Campbell, Tania C.¹, Michael R. Gross², Jon R. Schwalbach³ (1) Occidental Oil and Gas, Tupman, CA (2) Florida International University, Miami, FL (3) Aera Energy LLC, Bakersfield, CA

A prerequisite for accurately modeling fractured reservoirs is high quality data that captures the nature and distribution of fractures and faults. Because fractures are discrete features, often with irregular spacing and dimensions, it is difficult to capture valid statistical data describing the fracture network from vertically-oriented data sets. Unfortunately, most reservoir models rely on limited or extensive vertical coring, borehole image logs, and analog comparisons from allegedly similar outcrops. The data base for the Miocene Monterey Formation siliceous shale reservoirs at Elk Hills is unique because it contains an extensive number of electrical image logs from horizontal wells, and a core-image log pair from a horizontal well that provides valuable calibration.

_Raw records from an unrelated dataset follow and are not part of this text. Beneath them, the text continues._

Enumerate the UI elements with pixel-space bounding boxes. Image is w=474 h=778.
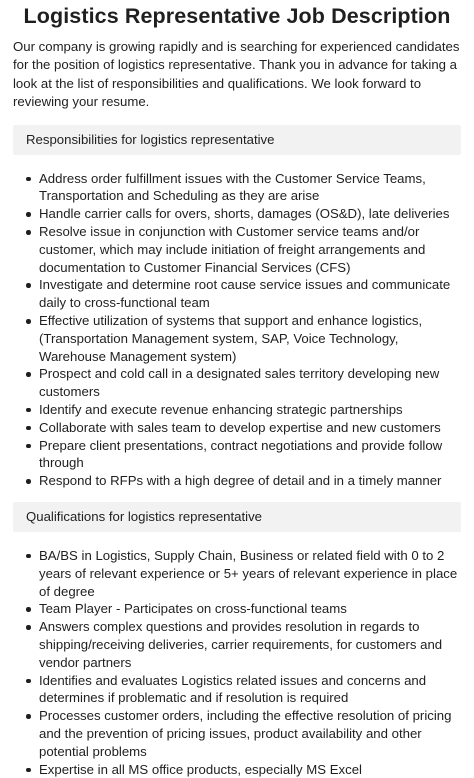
intro-paragraph: Our company is growing rapidly and is searching for experienced candidates for the position of logistics representative. Thank you in advance for taking a look at the list of responsibilities and qualifications. We look forward to reviewing your resume.: [13, 39, 460, 110]
list-item: Team Player - Participates on cross-functional teams: [26, 600, 461, 618]
list-item: Identifies and evaluates Logistics related issues and concerns and determines if problematic and if resolution is required: [26, 672, 461, 708]
list-item: Resolve issue in conjunction with Customer service teams and/or customer, which may include initiation of freight arrangements and documentation to Customer Financial Services (CFS): [26, 223, 461, 276]
list-item: Address order fulfillment issues with the Customer Service Teams, Transportation and Scheduling as they are arise: [26, 170, 461, 206]
list-item: Prospect and cold call in a designated sales territory developing new customers: [26, 365, 461, 401]
page-title: Logistics Representative Job Description: [23, 4, 451, 28]
list-item: Identify and execute revenue enhancing strategic partnerships: [26, 401, 461, 419]
list-item: Handle carrier calls for overs, shorts, damages (OS&D), late deliveries: [26, 205, 461, 223]
list-item: BA/BS in Logistics, Supply Chain, Business or related field with 0 to 2 years of relevant experience or 5+ years of relevant experience in place of degree: [26, 547, 461, 600]
list-item: Effective utilization of systems that support and enhance logistics, (Transportation Management system, SAP, Voice Technology, Warehouse Management system): [26, 312, 461, 365]
list-item: Processes customer orders, including the effective resolution of pricing and the prevention of pricing issues, product availability and other potential problems: [26, 707, 461, 760]
list-item: Answers complex questions and provides resolution in regards to shipping/receiving deliveries, carrier requirements, for customers and vendor partners: [26, 618, 461, 671]
qualifications-list: [13, 547, 461, 778]
list-item: Investigate and determine root cause service issues and communicate daily to cross-functional team: [26, 276, 461, 312]
list-item: Respond to RFPs with a high degree of detail and in a timely manner: [26, 472, 461, 490]
responsibilities-heading: Responsibilities for logistics representative: [13, 125, 461, 155]
qualifications-heading: Qualifications for logistics representative: [13, 502, 461, 532]
list-item: Collaborate with sales team to develop expertise and new customers: [26, 419, 461, 437]
list-item: Expertise in all MS office products, especially MS Excel: [26, 761, 461, 778]
responsibilities-list: [13, 170, 461, 490]
list-item: Prepare client presentations, contract negotiations and provide follow through: [26, 437, 461, 473]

The core-image log data set reveals at least two scales of fracture features. The bed-bounded fractures are typically restricted to one or a small number of cm-thick stratigraphic layers (beds or bed-sets). Bed-bounded fractures are most common in the brittle rocks, and clearly reflect the fine-scale mechanical stratigraphy in the reservoir. Image logs from horizontal wells provide excellent measurements of the spacing of these features, and comparison with the core reveals lower limits of detection that can be extrapolated when building reservoir models. The greatest benefit from image logs coupled with cores from horizontal wells, however, is derived from characterizing larger-scale features of the fracture network, sometimes referred to as backbone- or mega-fractures. The image-core comparison reveals the nature of these features. The cores provide information about apparent aperture and mode of deformation. The image logs complement the core data with information delineating the spacing and orientation of the feature. Calibrating the core and images from horizontal wells significantly improves our confidence for populating fractures in the reservoir model.